Wie selbst Laien sehen können, stehen die Weinberge glänzend da, das Blattwerk hat trotz der langen Trockenheit ein sattes Grün und an den Rebstöcken hängen so viele Trauben, dass zugunsten einer hohen Qualität teils eine Reduktion vorgenommen wurde. Wenn jetzt in den nächsten Wochen das Wetter seinen normalen Verlauf nimmt und Hagel und Unwetter den hiesigen Weinbergen fern bleiben, dann werden die Winzer einen Herbst einfahren, wie sie und die Weinfreunde sich ihn in den schönsten Träumen wünschen.
In den Rebbergen der „Hex vom Dasenstein“ beginnt die Lese an diesem Dienstag, 28. August, für den Rosé-Wein deshalb so früh, weil die Entwicklung der Mostgewichte sehr gut lief.
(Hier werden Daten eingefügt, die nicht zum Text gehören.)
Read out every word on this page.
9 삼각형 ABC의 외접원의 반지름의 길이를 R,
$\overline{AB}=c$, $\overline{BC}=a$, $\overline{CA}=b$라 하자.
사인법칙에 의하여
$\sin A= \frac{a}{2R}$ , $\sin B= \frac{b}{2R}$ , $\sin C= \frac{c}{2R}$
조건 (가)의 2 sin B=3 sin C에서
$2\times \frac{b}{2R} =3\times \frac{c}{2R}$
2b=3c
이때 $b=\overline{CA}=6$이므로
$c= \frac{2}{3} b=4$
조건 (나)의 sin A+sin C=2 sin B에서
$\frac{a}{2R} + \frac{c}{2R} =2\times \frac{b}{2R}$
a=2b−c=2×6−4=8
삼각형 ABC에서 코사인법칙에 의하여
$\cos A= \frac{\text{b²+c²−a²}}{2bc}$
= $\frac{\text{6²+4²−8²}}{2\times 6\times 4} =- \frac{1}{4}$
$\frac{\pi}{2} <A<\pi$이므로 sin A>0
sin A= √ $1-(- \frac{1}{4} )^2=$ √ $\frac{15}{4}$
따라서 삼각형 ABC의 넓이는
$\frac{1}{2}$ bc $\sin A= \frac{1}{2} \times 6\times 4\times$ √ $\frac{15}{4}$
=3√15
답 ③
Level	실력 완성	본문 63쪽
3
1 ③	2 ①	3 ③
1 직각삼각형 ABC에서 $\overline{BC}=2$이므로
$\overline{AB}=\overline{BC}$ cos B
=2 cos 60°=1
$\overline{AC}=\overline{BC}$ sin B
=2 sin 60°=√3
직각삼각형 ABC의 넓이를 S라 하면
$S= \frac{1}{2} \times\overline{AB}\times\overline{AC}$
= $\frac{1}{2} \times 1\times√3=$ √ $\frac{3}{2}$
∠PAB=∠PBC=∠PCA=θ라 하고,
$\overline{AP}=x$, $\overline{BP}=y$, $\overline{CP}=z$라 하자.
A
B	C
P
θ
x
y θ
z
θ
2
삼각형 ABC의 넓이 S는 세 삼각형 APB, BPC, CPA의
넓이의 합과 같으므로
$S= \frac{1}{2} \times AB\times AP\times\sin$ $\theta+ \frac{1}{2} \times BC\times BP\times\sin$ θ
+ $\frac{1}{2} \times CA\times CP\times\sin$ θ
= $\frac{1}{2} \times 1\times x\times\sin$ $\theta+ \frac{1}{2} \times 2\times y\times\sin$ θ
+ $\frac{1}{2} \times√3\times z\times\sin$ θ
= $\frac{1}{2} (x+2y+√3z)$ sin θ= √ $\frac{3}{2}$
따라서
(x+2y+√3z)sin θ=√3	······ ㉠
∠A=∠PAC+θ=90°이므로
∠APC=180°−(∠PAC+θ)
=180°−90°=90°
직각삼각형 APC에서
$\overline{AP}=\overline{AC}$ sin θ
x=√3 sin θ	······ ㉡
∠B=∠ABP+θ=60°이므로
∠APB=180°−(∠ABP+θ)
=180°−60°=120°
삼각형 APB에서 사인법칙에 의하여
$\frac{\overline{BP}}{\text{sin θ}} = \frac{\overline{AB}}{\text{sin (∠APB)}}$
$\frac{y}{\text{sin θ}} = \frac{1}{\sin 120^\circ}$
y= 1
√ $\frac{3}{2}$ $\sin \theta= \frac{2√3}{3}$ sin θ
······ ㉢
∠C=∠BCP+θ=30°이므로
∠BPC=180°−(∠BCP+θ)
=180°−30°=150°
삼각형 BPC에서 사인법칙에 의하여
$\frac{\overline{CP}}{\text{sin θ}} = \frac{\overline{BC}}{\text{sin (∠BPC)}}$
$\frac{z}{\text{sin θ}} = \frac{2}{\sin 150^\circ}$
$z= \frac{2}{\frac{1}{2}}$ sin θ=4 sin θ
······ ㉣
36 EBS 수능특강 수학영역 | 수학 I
Mostgewichte könnten explodieren

„Wir haben einfach die Bedenken, dass es jetzt sehr schnell gehen kann, dass die Mostgewichte quasi explodieren und das darf bei Rosé nicht sein, der maximal zwischen 88 und 90 Grad Öchsle haben darf“, so Kellermeister Alexander Spinner bei einem Vororttermin mit Geschäftsführer Marco Köninger direkt unterhalb des Dasensteins. „Wir wollen einen frischen Rosé und keinen alkohollastigen Wein und deshalb müssen wir anfangen.“

Reben früher in der Entwicklung als 2003

Der Rotwein darf gerne 100 Grad Öchsle haben, denn der Rotwein lebt vom Alkohol, so Alexander Spinner, der auch deutlich machte, dass es aufgrund der fortgeschrittenen Reife einen „sehr schnellen Herbst“ geben wird. „Wir sind in den Reben sehr früh in der Entwicklung, früher noch als 2003, als es einen extrem langen und heißen Sommer gab.“ Damals war es so, dass innerhalb weniger Tage die Öchsle um 15 bis 20 Grad nach oben schnellten und es dann auch einen zu hohen Alkoholgehalt gab. Deshalb muss man jetzt anfangen, um die gewünschte Qualität zu erzielen und nicht vor dem Problem zu stehen, alles auf einmal herbsten zu müssen.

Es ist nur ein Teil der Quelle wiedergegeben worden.